Late last month, a failure to negotiate fees between Time Warner Cable and CBS resulted in the first company dropping the latter one from its service in many markets, causing about 3 million people to lose access to the network. Although a truce was offered earlier this month, the spat continues, and in its wake leaves a long trail of spiked piracy rates.

Although both companies have suffered in their own way over the spat, subscribers on both sides have found themselves caught in the cross-fire, and the ramifications of the companies' actions has become apparent: TV show pirating has spiked dramatically since Time Warner Cable dropped CBS and, out of retaliation, CBS blocked access to full streaming episodes to Time Warner customers.

The information comes from the folks over at Torrent Freak, who report that the percentage of downloads of pirated content has increased quite a bit in the regions that had their access to the network blocked, with a large spike showing up over the weekend. The TV show Under the Dome was used to gauge this, having had its illegal download rate jump by 34-percent this past weekend.

The information was gathered by monitoring BitTorrent downloads in the United States of the latest episode of Under the Dome, which many Time Warner Cable subscribers missed out on due to lack of access, as well as the one that aired before that. The numbers showed that the latest episode (having aired after the blackout) was downloaded in higher numbers in the affected areas.

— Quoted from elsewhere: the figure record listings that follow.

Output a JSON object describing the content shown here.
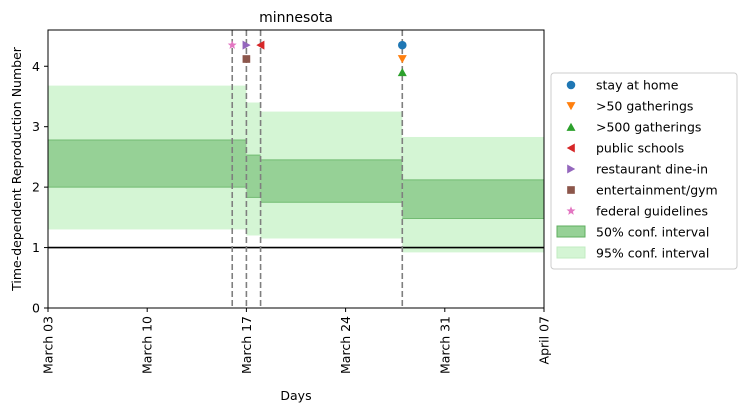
{
  "chart_data": {
    "type": "area",
    "title": "minnesota",
    "xlabel": "Days",
    "ylabel": "Time-dependent Reproduction Number",
    "xlim": [
      "2020-03-03",
      "2020-04-07"
    ],
    "ylim": [
      0,
      4.6
    ],
    "yticks": [
      0,
      1,
      2,
      3,
      4
    ],
    "xticks": [
      {
        "date": "2020-03-03",
        "label": "March 03"
      },
      {
        "date": "2020-03-10",
        "label": "March 10"
      },
      {
        "date": "2020-03-17",
        "label": "March 17"
      },
      {
        "date": "2020-03-24",
        "label": "March 24"
      },
      {
        "date": "2020-03-31",
        "label": "March 31"
      },
      {
        "date": "2020-04-07",
        "label": "April 07"
      }
    ],
    "grid": false,
    "legend_position": "right, outside",
    "reference_line": {
      "y": 1,
      "color": "#000000"
    },
    "intervals": [
      {
        "start": "2020-03-03",
        "end": "2020-03-17",
        "ci50": [
          2.0,
          2.78
        ],
        "ci95": [
          1.3,
          3.68
        ]
      },
      {
        "start": "2020-03-17",
        "end": "2020-03-18",
        "ci50": [
          1.83,
          2.53
        ],
        "ci95": [
          1.2,
          3.4
        ]
      },
      {
        "start": "2020-03-18",
        "end": "2020-03-28",
        "ci50": [
          1.75,
          2.45
        ],
        "ci95": [
          1.15,
          3.25
        ]
      },
      {
        "start": "2020-03-28",
        "end": "2020-04-07",
        "ci50": [
          1.48,
          2.12
        ],
        "ci95": [
          0.92,
          2.83
        ]
      }
    ],
    "interventions": [
      {
        "name": "stay at home",
        "date": "2020-03-28",
        "y": 4.35,
        "marker": "circle",
        "color": "#1f77b4"
      },
      {
        "name": ">50 gatherings",
        "date": "2020-03-28",
        "y": 4.12,
        "marker": "triangle-down",
        "color": "#ff7f0e"
      },
      {
        "name": ">500 gatherings",
        "date": "2020-03-28",
        "y": 3.9,
        "marker": "triangle-up",
        "color": "#2ca02c"
      },
      {
        "name": "public schools",
        "date": "2020-03-18",
        "y": 4.35,
        "marker": "triangle-left",
        "color": "#d62728"
      },
      {
        "name": "restaurant dine-in",
        "date": "2020-03-17",
        "y": 4.35,
        "marker": "triangle-right",
        "color": "#9467bd"
      },
      {
        "name": "entertainment/gym",
        "date": "2020-03-17",
        "y": 4.12,
        "marker": "square",
        "color": "#8c564b"
      },
      {
        "name": "federal guidelines",
        "date": "2020-03-16",
        "y": 4.35,
        "marker": "star",
        "color": "#e377c2"
      }
    ],
    "vlines": [
      "2020-03-16",
      "2020-03-17",
      "2020-03-18",
      "2020-03-28"
    ],
    "legend": [
      {
        "label": "stay at home",
        "symbol": "circle",
        "color": "#1f77b4"
      },
      {
        "label": ">50 gatherings",
        "symbol": "triangle-down",
        "color": "#ff7f0e"
      },
      {
        "label": ">500 gatherings",
        "symbol": "triangle-up",
        "color": "#2ca02c"
      },
      {
        "label": "public schools",
        "symbol": "triangle-left",
        "color": "#d62728"
      },
      {
        "label": "restaurant dine-in",
        "symbol": "triangle-right",
        "color": "#9467bd"
      },
      {
        "label": "entertainment/gym",
        "symbol": "square",
        "color": "#8c564b"
      },
      {
        "label": "federal guidelines",
        "symbol": "star",
        "color": "#e377c2"
      },
      {
        "label": "50% conf. interval",
        "symbol": "patch",
        "color": "#96d196",
        "edge": "#5fae5f"
      },
      {
        "label": "95% conf. interval",
        "symbol": "patch",
        "color": "#d4f5d4",
        "edge": "#c2ecc2"
      }
    ],
    "colors": {
      "ci50": "#96d196",
      "ci50_edge": "#72bb72",
      "ci95": "#d4f5d4",
      "vline": "#7f7f7f"
    }
  }
}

The second to last episode had a download rate of 10.9-percent in the U.S., a number that increased to 14.6-percent for the latest episode. The highest region to see a jump in piracy was New York City, which increased from 1.3- to 3-percent for the newest episode. Although anecdotal in nature, the coincidental timing of these increased downloads seem to indicate what we already knew: remove a legal means for consumers to watch their favorite TV shows and they'll simple gravitate to illegal methods.